Murphy's Law Rules NASA

This discussion has been archived. No new comments can be posted.

Search 274 Comments Log In/Create an Account

Comments Filter:

interesting but it's not really true (Score:5, Interesting)

by spacerodent ( 790183 ) writes: on Friday October 22, 2004 @10:16AM (#10597692)

while it's possible to always have a mistake, having people double check a project from the ground up will almost always find the problems. Nasa's current difficulties arise from scattered teams that all only check their parts rather than having fully qualified teams that go over the entire vehical. The fact that the whole thing is usually designed by committee and in several pieces then assembled at the last minute probally helps facilitate error. The Saturn V rockets and other technology we used to land on the moon had hte capability of being far less relyable than today's technology but we still managed to use them for years without error.

Cost Effective (Score:5, Interesting)

by clinko ( 232501 ) writes: on Friday October 22, 2004 @10:18AM (#10597709) Journal

It's actually more cost effective to allow for failures. You build the same sat 5 times and if 4 fail in a cheaper launch situation, you still save money.

From this [scienceblog.com] article:

"Swales engineers worked closely with Space Sciences Laboratory engineers and scientists to define a robust and cost-effective plan to build five satellites in a short period time."

Circular reasoning (Score:3, Interesting)

by D3 ( 31029 ) writes: <daviddhenning&gmail,com> on Friday October 22, 2004 @10:26AM (#10597812) Journal

The fact that human error isn't compensated for is the true human error that needs compensation.
I think I just sprained my brain thinking up that one.

The problem with errors (Score:4, Interesting)

by RealityProphet ( 625675 ) writes: on Friday October 22, 2004 @10:28AM (#10597838)

The problem with errors is that detecting all errors all the time is absolutely impossible. Think back to your intro theory cs class and to Turing Recognizability. Think halting problem. Now, reduce the problem of finding all errors to the halting problem:

if (my_design_contains_any_errors) while(1);
else exit;

Feed this into a program that halts on all input and see what happens. You can't, because we know it is impossible for it to always return an answer. QED: errors are unavoidable. No need to sniff derisively in the direction of NASA's "middle management". Let's see if YOU can do a better job!
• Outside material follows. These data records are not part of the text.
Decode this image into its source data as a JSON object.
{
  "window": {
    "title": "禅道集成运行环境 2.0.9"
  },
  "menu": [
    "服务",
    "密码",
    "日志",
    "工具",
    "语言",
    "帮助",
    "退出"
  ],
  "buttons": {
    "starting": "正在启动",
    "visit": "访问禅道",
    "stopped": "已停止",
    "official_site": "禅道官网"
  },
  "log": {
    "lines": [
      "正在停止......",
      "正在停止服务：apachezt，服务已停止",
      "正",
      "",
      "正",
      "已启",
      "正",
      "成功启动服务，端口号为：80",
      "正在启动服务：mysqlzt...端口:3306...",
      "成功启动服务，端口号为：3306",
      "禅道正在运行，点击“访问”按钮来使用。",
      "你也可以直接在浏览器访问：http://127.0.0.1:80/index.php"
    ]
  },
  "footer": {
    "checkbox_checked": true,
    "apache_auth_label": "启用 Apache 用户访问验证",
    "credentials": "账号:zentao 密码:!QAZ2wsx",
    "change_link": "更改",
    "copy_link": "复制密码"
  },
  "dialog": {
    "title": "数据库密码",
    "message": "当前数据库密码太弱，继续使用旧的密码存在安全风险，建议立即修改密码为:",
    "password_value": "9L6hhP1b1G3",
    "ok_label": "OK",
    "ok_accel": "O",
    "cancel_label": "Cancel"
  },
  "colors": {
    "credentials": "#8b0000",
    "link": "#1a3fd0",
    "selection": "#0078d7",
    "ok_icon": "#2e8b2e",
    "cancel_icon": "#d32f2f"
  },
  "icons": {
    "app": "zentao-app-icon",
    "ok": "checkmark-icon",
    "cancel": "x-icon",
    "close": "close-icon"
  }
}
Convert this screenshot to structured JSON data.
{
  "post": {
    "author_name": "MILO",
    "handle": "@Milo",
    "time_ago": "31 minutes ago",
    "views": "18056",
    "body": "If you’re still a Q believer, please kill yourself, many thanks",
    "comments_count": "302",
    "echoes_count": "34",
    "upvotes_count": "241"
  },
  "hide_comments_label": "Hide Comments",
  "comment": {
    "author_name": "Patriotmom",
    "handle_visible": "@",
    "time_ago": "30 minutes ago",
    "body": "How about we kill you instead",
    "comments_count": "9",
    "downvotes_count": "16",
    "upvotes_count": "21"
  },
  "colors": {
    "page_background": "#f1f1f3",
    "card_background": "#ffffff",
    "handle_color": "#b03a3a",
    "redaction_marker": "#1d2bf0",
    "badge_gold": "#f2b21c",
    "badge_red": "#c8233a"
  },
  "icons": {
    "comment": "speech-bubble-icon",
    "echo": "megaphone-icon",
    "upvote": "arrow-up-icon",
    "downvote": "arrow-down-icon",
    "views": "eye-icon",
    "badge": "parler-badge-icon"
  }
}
Re:interesting but it's not really true (Score:3, Interesting)

by orac2 ( 88688 ) writes: on Friday October 22, 2004 @10:44AM (#10597964)

from scattered teams that all only check their parts rather than having fully qualified teams that go over the entire vehical.

Your sentiment is correct, but your details are a little off. For example the Saturn V rocket was built by "scattered teams" (and committees were heavily involved, despite the mythology around Von Braun)-- the first stage was built by Boeing, the second by North American, the third by Douglas Aircraft, the Instrument Unit (the control system) by IBM, the LEM by Grumman and the CSM by North American, and so on, all the way down a huge chain of sub-contractors. But Apollo had brilliant technical management: it was pricey, but did do an amazing job of system integration.

It's when you try for cheaper missions that having one team take a spacecraft from design through operation is important: this was done on the Mars Pathfinder mission to great success, but wasn't done on other "Faster, Cheaper, Better" missions, to great falure, as demonstrated by, well, take your pick.

John Galls Systemantics (Score:4, Interesting)

by Anonymous Coward writes: on Friday October 22, 2004 @10:44AM (#10597968)
Systems display antics. John Gall has written a great book which vastly expands on Murphys law which is called Systemantics - The Underground Text of Systems Lore [generalsystemantics.com]. I cannot recommend this book enough. It contains some truths about the world around us that's blindingly obvious once you see it, but until then you're part of the problem. Systemantics applied to political systems is very enlightening. Too bad that the only people who think like this in politics are the selfish and egomanical Libertarians (yeah, yeah.. I know. Libertarianism is the new cool for the self styled nerd political wannabe).

Here are some of the highlights:
- 1. If anything can go wrong, it will. (see Murphy's law)
- 2. Systems in general work poorly or not at all.
- 3. Complicated systems seldom exceed five percent efficiency.
- 4. In complex systems, malfunction and even total non-function may not be detectable for long periods (if ever).
- 5. A system can fail in an infinite number of ways.
- 6. Systems tend to grow, and as they grow, they encroach.
- 7. As systems grow in complexity, they tend to oppose their stated function.
- 8. As systems grow in size, they tend to lose basic functions.
- 9. The larger the system, the less the variety in the product.
- 10. The larger the system, the narrower and more specialized the interfaces between individual elements.
- 11. Control of a system is exercised by the element with the greatest variety of behavioral responses.
- 12. Loose systems last longer and work better.
- 13. Complex systems exhibit complex and unexpected behaviors.
- 14. Colossal systems foster colossal errors.
Re:interesting but it's not really true (Score:3, Interesting)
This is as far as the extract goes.